Just as yesterday's post discussed where to bring a personal injury action for a Virginia resident, this post will look at the same question from the point of view of an on the job accident claim. At the Herndon law firm ABRAMS LANDAU, Ltd., we have filed workers comp claims in several jurisdictions for the same accident. Especially in the Virginia, Maryland and DC Metro area, many employees frequently travel across state lines to perform their work. While the law allows our workplace injury law firm to file workers compensation claims in Virginia, Maryland and DC for the same accident, the disabled worker is not supposed to "double dip" and collect benefits under more than one state's comp Award. However there are jurisdictional requirements for every comp case that must be satisfied in order to stay in a particular state's comp system, so the choice of forum must make sense.
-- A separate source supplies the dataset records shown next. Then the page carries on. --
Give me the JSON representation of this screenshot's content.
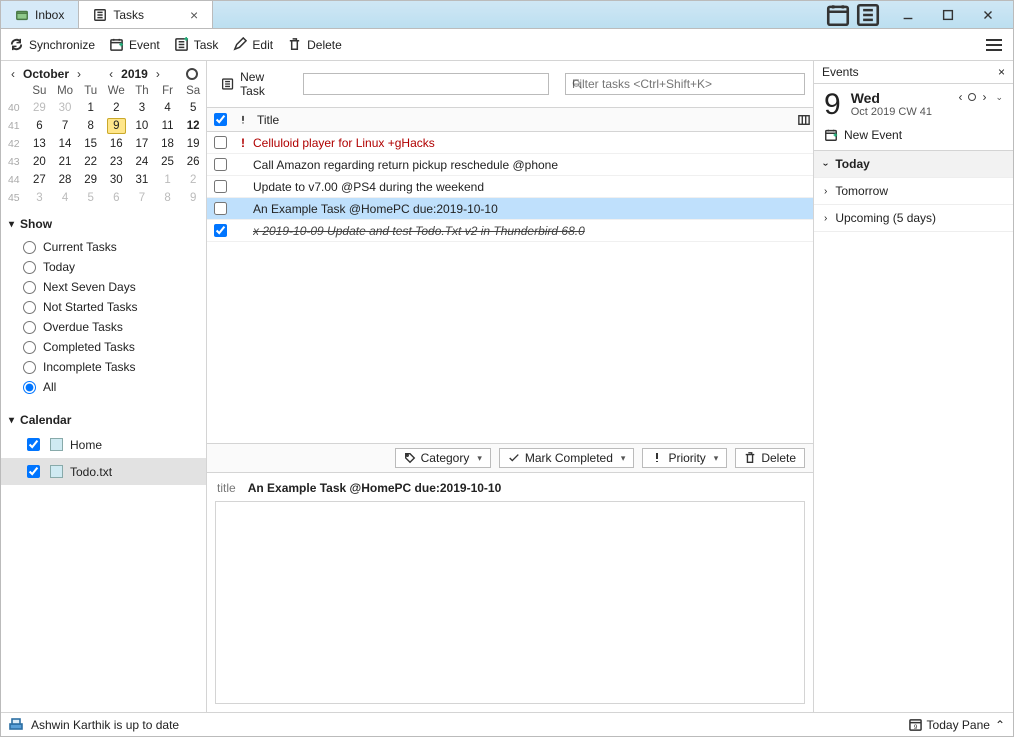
{
  "titlebar": {
    "tabs": [
      {
        "label": "Inbox",
        "active": false
      },
      {
        "label": "Tasks",
        "active": true
      }
    ]
  },
  "toolbar": {
    "synchronize": "Synchronize",
    "event": "Event",
    "task": "Task",
    "edit": "Edit",
    "delete": "Delete"
  },
  "calendar": {
    "month": "October",
    "year": "2019",
    "dayHeaders": [
      "Su",
      "Mo",
      "Tu",
      "We",
      "Th",
      "Fr",
      "Sa"
    ],
    "weeks": [
      {
        "wn": "40",
        "days": [
          {
            "d": "29",
            "dim": true
          },
          {
            "d": "30",
            "dim": true
          },
          {
            "d": "1"
          },
          {
            "d": "2"
          },
          {
            "d": "3"
          },
          {
            "d": "4"
          },
          {
            "d": "5"
          }
        ]
      },
      {
        "wn": "41",
        "days": [
          {
            "d": "6"
          },
          {
            "d": "7"
          },
          {
            "d": "8"
          },
          {
            "d": "9",
            "today": true
          },
          {
            "d": "10"
          },
          {
            "d": "11"
          },
          {
            "d": "12",
            "bold": true
          }
        ]
      },
      {
        "wn": "42",
        "days": [
          {
            "d": "13"
          },
          {
            "d": "14"
          },
          {
            "d": "15"
          },
          {
            "d": "16"
          },
          {
            "d": "17"
          },
          {
            "d": "18"
          },
          {
            "d": "19"
          }
        ]
      },
      {
        "wn": "43",
        "days": [
          {
            "d": "20"
          },
          {
            "d": "21"
          },
          {
            "d": "22"
          },
          {
            "d": "23"
          },
          {
            "d": "24"
          },
          {
            "d": "25"
          },
          {
            "d": "26"
          }
        ]
      },
      {
        "wn": "44",
        "days": [
          {
            "d": "27"
          },
          {
            "d": "28"
          },
          {
            "d": "29"
          },
          {
            "d": "30"
          },
          {
            "d": "31"
          },
          {
            "d": "1",
            "dim": true
          },
          {
            "d": "2",
            "dim": true
          }
        ]
      },
      {
        "wn": "45",
        "days": [
          {
            "d": "3",
            "dim": true
          },
          {
            "d": "4",
            "dim": true
          },
          {
            "d": "5",
            "dim": true
          },
          {
            "d": "6",
            "dim": true
          },
          {
            "d": "7",
            "dim": true
          },
          {
            "d": "8",
            "dim": true
          },
          {
            "d": "9",
            "dim": true
          }
        ]
      }
    ]
  },
  "show": {
    "heading": "Show",
    "options": [
      "Current Tasks",
      "Today",
      "Next Seven Days",
      "Not Started Tasks",
      "Overdue Tasks",
      "Completed Tasks",
      "Incomplete Tasks",
      "All"
    ],
    "selected": "All"
  },
  "calendars": {
    "heading": "Calendar",
    "items": [
      {
        "name": "Home",
        "checked": true,
        "selected": false
      },
      {
        "name": "Todo.txt",
        "checked": true,
        "selected": true
      }
    ]
  },
  "listbar": {
    "newTask": "New Task",
    "filterPlaceholder": "Filter tasks <Ctrl+Shift+K>"
  },
  "columns": {
    "title": "Title"
  },
  "tasks": [
    {
      "checked": false,
      "priority": true,
      "text": "Celluloid player for Linux +gHacks",
      "red": true
    },
    {
      "checked": false,
      "priority": false,
      "text": "Call Amazon regarding return pickup reschedule @phone"
    },
    {
      "checked": false,
      "priority": false,
      "text": "Update to v7.00 @PS4 during the weekend"
    },
    {
      "checked": false,
      "priority": false,
      "text": "An Example Task @HomePC due:2019-10-10",
      "selected": true
    },
    {
      "checked": true,
      "priority": false,
      "text": "x 2019-10-09 Update and test Todo.Txt v2 in Thunderbird 68.0",
      "done": true
    }
  ],
  "actions": {
    "category": "Category",
    "markCompleted": "Mark Completed",
    "priority": "Priority",
    "delete": "Delete"
  },
  "detail": {
    "label": "title",
    "text": "An Example Task @HomePC due:2019-10-10"
  },
  "eventsPane": {
    "heading": "Events",
    "dayNumber": "9",
    "weekday": "Wed",
    "subline": "Oct 2019   CW 41",
    "newEvent": "New Event",
    "sections": [
      {
        "label": "Today",
        "expanded": true
      },
      {
        "label": "Tomorrow",
        "expanded": false
      },
      {
        "label": "Upcoming (5 days)",
        "expanded": false
      }
    ]
  },
  "statusbar": {
    "status": "Ashwin Karthik is up to date",
    "todayPane": "Today Pane"
  }
}
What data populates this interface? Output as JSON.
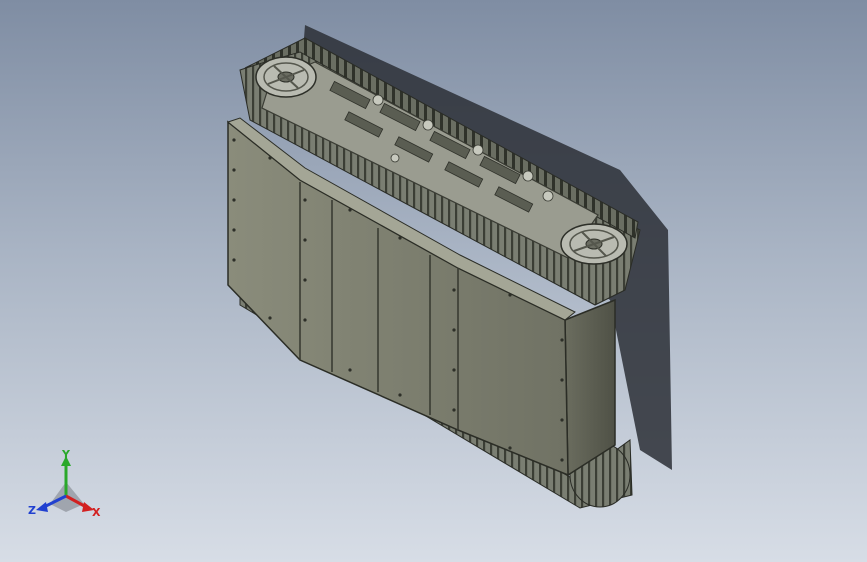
{
  "viewport": {
    "background_top": "#7f8da3",
    "background_bottom": "#d7dde6",
    "model": "tracked-chassis"
  },
  "triad": {
    "x_label": "X",
    "y_label": "Y",
    "z_label": "Z",
    "x_color": "#d22020",
    "y_color": "#2aa82a",
    "z_color": "#2040d0"
  },
  "colors": {
    "panel": "#7b7d6d",
    "panel_dark": "#555749",
    "track": "#6e7266",
    "track_dark": "#3f4238",
    "shadow": "#2b2f36"
  }
}
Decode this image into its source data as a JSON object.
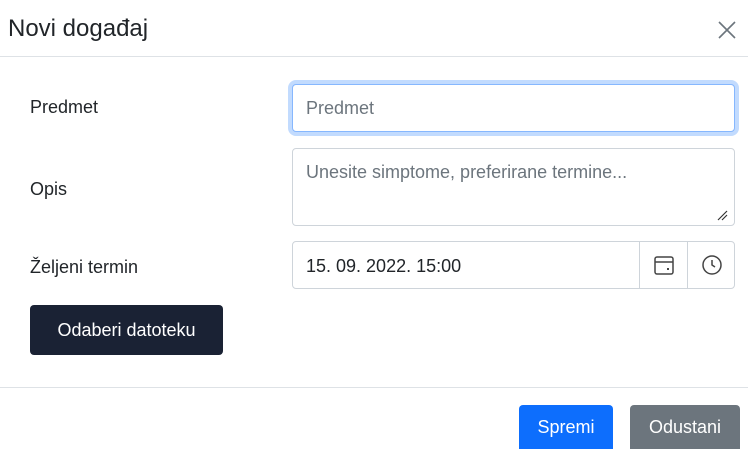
{
  "modal": {
    "title": "Novi događaj",
    "close_icon": "close-icon"
  },
  "form": {
    "subject": {
      "label": "Predmet",
      "placeholder": "Predmet",
      "value": "",
      "focused": true
    },
    "description": {
      "label": "Opis",
      "placeholder": "Unesite simptome, preferirane termine...",
      "value": ""
    },
    "preferred_time": {
      "label": "Željeni termin",
      "value": "15. 09. 2022. 15:00",
      "calendar_icon": "calendar-icon",
      "clock_icon": "clock-icon"
    },
    "file_button_label": "Odaberi datoteku"
  },
  "footer": {
    "save_label": "Spremi",
    "cancel_label": "Odustani"
  },
  "colors": {
    "primary": "#0d6efd",
    "secondary": "#6c757d",
    "dark_button": "#1a2234",
    "focus_border": "#86b7fe"
  }
}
The Virginia Court of Appeals ruled last week that a laborer hired in Virginia to perform a job in Delaware cannot collect workers’ comp in Virginia for a job-related injury. The Court of Appeals upheld the Virginia Workers Compensation Commission’s denial of benefits. The facts are interesting. While doing drywall work in Delaware, claimant fell off a ladder and was injured. The employer, claimant and other workers all were present in Delaware at the time of the accident. There was no evidence in the case that any contract between employer and claimant involved work in Virginia. The only evidence is that the only contract in existence was for work in Delaware alone. Under Virginia law, coverage applies to out-of-state injuries only if the place of contract and the employer’s place of business are both within the state – and not even then if the contract is for services exclusively outside the state. Several cases have addressed the question of which party bears the burden of proof as to whether Virginia has jurisdiction. The Virginia Workers Compensation Commission has ruled repeatedly that it is part of the claimant’s burden to prove jurisdiction under the Act.
Finally, based upon Massie v. Firmstone, 134 Va. 450 (1922) (which stands for the proposition that a parties' case can rise no higher than his own testimony), the claimant testified the existing contract was for work in Delaware alone, and the Virginia Court of Appeals stated that he "cannot be heard to ask that his case be made stronger than he makes it."